Alle 17 al Palazzo del Governatore incontro con Gigliola Fragnito, autrice di “Rinascimento perduto. La letteratura italiana sotto gli occhi dei censori - secoli XV–XVII”

Sarà dedicato alla censura in letteratura nel periodo rinascimentale l’ultimo incontro della rassegna Libri di Storia – Incontri con gli Autori, organizzata dall’Università di Parma con il patrocinio del Comune di Parma.

L’appuntamento è per martedì 7 maggio alle 17 al Palazzo del Governatore con Gigliola Fragnito e il suo volume Rinascimento perduto.
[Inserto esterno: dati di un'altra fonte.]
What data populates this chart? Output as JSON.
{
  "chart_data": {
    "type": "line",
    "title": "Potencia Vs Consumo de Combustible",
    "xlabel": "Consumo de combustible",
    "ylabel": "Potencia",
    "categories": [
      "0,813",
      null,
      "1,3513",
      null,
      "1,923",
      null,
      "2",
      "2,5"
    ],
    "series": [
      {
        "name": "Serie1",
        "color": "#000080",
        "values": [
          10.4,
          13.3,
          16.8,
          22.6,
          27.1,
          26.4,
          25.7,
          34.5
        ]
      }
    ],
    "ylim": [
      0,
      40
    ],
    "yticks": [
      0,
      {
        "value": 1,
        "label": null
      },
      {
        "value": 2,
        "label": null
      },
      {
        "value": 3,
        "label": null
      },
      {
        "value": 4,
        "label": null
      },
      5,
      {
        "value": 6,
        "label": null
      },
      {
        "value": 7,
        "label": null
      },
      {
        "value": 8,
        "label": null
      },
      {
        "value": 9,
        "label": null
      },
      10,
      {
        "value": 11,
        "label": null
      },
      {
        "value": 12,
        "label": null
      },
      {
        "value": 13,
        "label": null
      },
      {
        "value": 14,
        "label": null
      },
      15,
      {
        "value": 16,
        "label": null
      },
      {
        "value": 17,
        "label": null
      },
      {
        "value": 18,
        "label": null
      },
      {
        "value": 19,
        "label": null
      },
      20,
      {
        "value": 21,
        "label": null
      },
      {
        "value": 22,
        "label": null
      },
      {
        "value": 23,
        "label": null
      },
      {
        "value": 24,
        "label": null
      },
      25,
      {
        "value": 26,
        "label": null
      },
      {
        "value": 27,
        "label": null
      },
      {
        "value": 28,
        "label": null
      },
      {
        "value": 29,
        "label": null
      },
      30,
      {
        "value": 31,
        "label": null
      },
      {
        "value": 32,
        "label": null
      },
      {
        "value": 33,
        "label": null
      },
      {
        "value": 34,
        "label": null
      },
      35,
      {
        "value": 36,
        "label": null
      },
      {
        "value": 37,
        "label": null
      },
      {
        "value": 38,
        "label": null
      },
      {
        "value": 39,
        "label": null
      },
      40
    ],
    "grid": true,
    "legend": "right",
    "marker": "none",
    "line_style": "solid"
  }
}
La letteratura italiana sotto gli occhi dei censori - secoli XV–XVII (Il Mulino), introdotti dal coordinatore scientifico della rassegna Piergiovanni Genovesi, Delegato del Rettore alle iniziative culturali di carattere storico.

Gli indirizzi di saluto saranno affidati a Fabrizio Storti, Pro Rettore alla Terza missione dell'Università di Parma, e a Diego Saglia, Direttore del Dipartimento di Discipline Umanistiche, Sociali e delle Imprese Culturali - DUSIC. Dialogheranno con l’autrice, già docente di Storia moderna all’Università di Parma, Ugo Berti Arnoaldi, dirigente editoriale della Casa editrice Il Mulino, Massimo Firpo, docente di Storia moderna all’Università di Torino, Paolo Procaccioli, docente di Lingue e culture moderne all’Università della Tuscia. L’incontro sarà moderato da Elena Bonora, docente di Storia moderna all’Università di Parma.

Dal sito della casa editrice Il Mulino: «Anche se gli indici romani dei libri proibiti del Cinquecento registrano un numero esiguo di autori e di opere letterarie, gli interventi sulla letteratura di svago furono molto ampi. Dalla novellistica al romanzo cavalleresco, al poema biblico, alla satira: i censori individuavano ovunque segni di anticlericalismo, lascivia e oscenità, o commistione fra sacro e profano, fra pagano e cristiano. Il libro ricostruisce i meccanismi che portarono alla distruzione di un vastissimo patrimonio culturale, alla manipolazione di opere mediante l’espurgazione, a profonde trasformazioni di generi letterari, come pure alla prassi dell’autocensura. Se lo scopo dell’azione repressiva era la moralizzazione dei fedeli, non vi è dubbio che, unita alla rimozione della Sacra Scrittura e dei libri di contenuto biblico in volgare, alla liturgia e alla recita delle preghiere in latino, essa consentì alla Chiesa di esercitare più facilmente il suo potere sulle menti e sulle coscienze, riducendo i fedeli a “minorenni perpetui”».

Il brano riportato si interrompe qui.